Chris Wallace-Crabbe

Jakob Ziguras’ recently published book Chains of Snow seems to me the best first book of poems by an Australian poet that I have read for some years. It is a work of astonishing assurance and accomplishment, showing an exceptional range of skills, a highly original voice and an absorption in the European traditions of philosophy, history and poetry which provide him with a remarkable range and depth of subject matter. Whether his point of departure is Greek myth, Egyptian or medieval history, places visited or imagined, things noted and observed, he writes with an almost scientific precision of observation. His great technical skill, as well as his verbal accomplishment, augur well for his future development.
Vivian Smith

Jakob Ziguras’s poetry is born out of that high style of address where intellect and scholarship meet demanding form and produce feeling. He moves through both time and space, from the ancient philosophers through to contemporary observation. He is an elegant and authoritative poet. “What will suffice” begins one poem, quoting Wallace Stevens, ‘will, finally, not suffice; unless a puddle with a petrol spill / suffice to read the gestures of the wind.’  These gestures involve a straight back and firm steps. The halls resound, the petrol spills, and, as Emily Dickinson put it, ‘a formal feeling comes’. Which is, after all, the point.
George Szirtes

Jakob Ziguras’s début collection is an invigorating blend of the classical and the modern, the formal and the informal. Here is a mature, deeply thoughtful voice which gives immediate pleasure and which will be heard with respect by all.
Kevin Hart

Seldom does a debut collection come with so assured a voice, such technical accomplishment, and such expressive powers at its command. Chains of Snow is a remarkable introduction to the work of a fine new poet, a voice both rich and strange, with a frame of cultural reference as broad as history, from Akhenaten’s city in the desert to mid-twentieth-century Europe, swept by the all-widowing wind of war, to the midnight streets of inner Sydney, ‘wrapped in a body bag / of plastic darkness.’ Jakob Ziguras inhabits a place of constant philosophical probing, but always embodied in the things of this physical world, swarming in their net of sunlight.
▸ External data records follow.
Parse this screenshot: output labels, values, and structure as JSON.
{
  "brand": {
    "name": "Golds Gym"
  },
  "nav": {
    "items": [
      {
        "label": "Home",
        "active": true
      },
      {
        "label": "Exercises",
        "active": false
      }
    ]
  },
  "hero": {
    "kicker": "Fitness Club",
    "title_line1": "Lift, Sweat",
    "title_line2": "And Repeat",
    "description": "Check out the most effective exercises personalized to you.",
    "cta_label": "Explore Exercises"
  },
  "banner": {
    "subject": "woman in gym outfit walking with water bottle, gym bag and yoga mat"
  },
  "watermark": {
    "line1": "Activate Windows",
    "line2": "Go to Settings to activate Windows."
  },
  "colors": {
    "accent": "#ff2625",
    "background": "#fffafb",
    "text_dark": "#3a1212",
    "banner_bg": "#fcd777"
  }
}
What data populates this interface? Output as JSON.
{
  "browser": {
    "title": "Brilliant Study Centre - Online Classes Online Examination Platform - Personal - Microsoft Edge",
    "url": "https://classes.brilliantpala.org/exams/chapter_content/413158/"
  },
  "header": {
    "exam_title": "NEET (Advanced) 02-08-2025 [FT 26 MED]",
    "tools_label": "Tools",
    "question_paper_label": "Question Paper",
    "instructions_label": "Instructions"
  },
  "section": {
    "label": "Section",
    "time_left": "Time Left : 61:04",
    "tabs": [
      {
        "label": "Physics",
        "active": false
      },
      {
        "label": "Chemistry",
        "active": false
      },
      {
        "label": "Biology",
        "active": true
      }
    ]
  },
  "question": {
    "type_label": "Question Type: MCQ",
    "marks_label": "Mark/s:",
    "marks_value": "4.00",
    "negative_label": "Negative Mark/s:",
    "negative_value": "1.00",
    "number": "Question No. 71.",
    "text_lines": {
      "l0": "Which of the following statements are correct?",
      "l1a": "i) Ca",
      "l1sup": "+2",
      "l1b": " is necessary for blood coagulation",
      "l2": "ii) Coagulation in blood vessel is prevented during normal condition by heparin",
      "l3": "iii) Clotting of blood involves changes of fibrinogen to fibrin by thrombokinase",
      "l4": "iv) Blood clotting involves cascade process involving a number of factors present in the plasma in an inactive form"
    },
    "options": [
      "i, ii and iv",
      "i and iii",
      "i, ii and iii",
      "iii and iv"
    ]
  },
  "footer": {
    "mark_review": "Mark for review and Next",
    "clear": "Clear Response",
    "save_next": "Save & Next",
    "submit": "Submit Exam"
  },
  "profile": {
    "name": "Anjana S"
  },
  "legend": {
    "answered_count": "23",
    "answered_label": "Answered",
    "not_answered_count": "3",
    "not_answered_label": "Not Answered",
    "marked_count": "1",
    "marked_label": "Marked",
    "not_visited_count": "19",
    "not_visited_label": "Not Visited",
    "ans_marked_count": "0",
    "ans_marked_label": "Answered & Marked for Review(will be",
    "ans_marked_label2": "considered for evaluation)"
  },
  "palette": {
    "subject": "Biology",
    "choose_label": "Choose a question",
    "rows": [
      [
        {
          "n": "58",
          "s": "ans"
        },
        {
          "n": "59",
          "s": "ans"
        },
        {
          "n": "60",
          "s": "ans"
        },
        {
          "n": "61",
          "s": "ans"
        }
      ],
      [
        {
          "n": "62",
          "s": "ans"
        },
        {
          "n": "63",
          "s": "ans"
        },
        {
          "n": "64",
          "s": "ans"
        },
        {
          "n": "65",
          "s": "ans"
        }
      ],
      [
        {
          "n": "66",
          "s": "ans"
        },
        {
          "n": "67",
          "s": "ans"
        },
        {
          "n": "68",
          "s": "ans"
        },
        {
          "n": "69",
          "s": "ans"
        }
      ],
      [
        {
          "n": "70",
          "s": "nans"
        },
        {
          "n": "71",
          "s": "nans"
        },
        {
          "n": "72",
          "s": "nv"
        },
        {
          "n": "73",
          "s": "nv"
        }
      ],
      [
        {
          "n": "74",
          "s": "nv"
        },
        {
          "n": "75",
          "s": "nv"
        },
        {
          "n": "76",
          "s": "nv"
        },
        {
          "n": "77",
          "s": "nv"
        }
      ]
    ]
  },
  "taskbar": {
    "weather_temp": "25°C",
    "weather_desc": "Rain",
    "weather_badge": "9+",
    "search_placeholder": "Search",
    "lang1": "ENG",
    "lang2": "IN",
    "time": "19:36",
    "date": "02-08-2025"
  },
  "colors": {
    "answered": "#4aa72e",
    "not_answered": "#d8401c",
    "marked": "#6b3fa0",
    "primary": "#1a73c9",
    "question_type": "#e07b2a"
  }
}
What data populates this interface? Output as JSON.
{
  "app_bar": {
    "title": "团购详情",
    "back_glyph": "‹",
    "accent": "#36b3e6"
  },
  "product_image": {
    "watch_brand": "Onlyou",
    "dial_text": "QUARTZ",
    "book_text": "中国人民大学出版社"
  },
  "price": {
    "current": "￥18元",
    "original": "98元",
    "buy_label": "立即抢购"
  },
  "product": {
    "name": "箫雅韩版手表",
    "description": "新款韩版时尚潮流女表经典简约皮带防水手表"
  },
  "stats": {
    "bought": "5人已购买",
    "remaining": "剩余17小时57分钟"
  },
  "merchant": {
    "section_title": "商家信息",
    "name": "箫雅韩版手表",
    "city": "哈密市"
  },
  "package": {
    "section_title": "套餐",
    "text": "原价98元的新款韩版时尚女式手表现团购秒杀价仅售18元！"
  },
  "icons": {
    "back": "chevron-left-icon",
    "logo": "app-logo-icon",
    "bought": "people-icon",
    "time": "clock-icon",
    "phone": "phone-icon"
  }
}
By turns troubling, haunting and exhilarating, these poems and their music are unforgettable.
Stephen Edgar

Over the past couple of months, I’ve also been slowly absorbing a book called Chains of Snow, a substantial debut by an Australian poet, Jakob Ziguras. “Substantial” is not faint praise. The book is very serious and intelligent, and demonstrates an impressive technical range and sophistication.
Joshua Mehigan

About

Jakob Ziguras was born in Poland in 1977 to Polish and Greek parents and came to Australia in 1984. He studied fine arts before switching to a doctorate in philosophy at the University of Sydney. His poetry has appeared in journals in Australia and internationally. His debut collection Chains of Snow (Sydney: Pitt Street Poetry 2013) was shortlisted for the 2014 Prime Minister’s Literary Award for Poetry. His poetry has appeared in a number of anthologies, including: Contemporary Australian Poetry (Sydney: Puncher & Wattmann 2016), The Best Australian Poems (Melbourne: Black Inc. 2014, 2015) and Incroci di poesia contemporanea 2010-2015 (Mestre: Amos Edizioni 2015). In 2016, he was awarded a place at the Château de Lavigny International Writers Residency. He will spend January 2017 on a writing fellowship at Hawthornden Castle. For the past two years he has lived in his birthplace, Wroc?aw, where he is at work on his third book Venetian Mirrors and translating various Polish poets.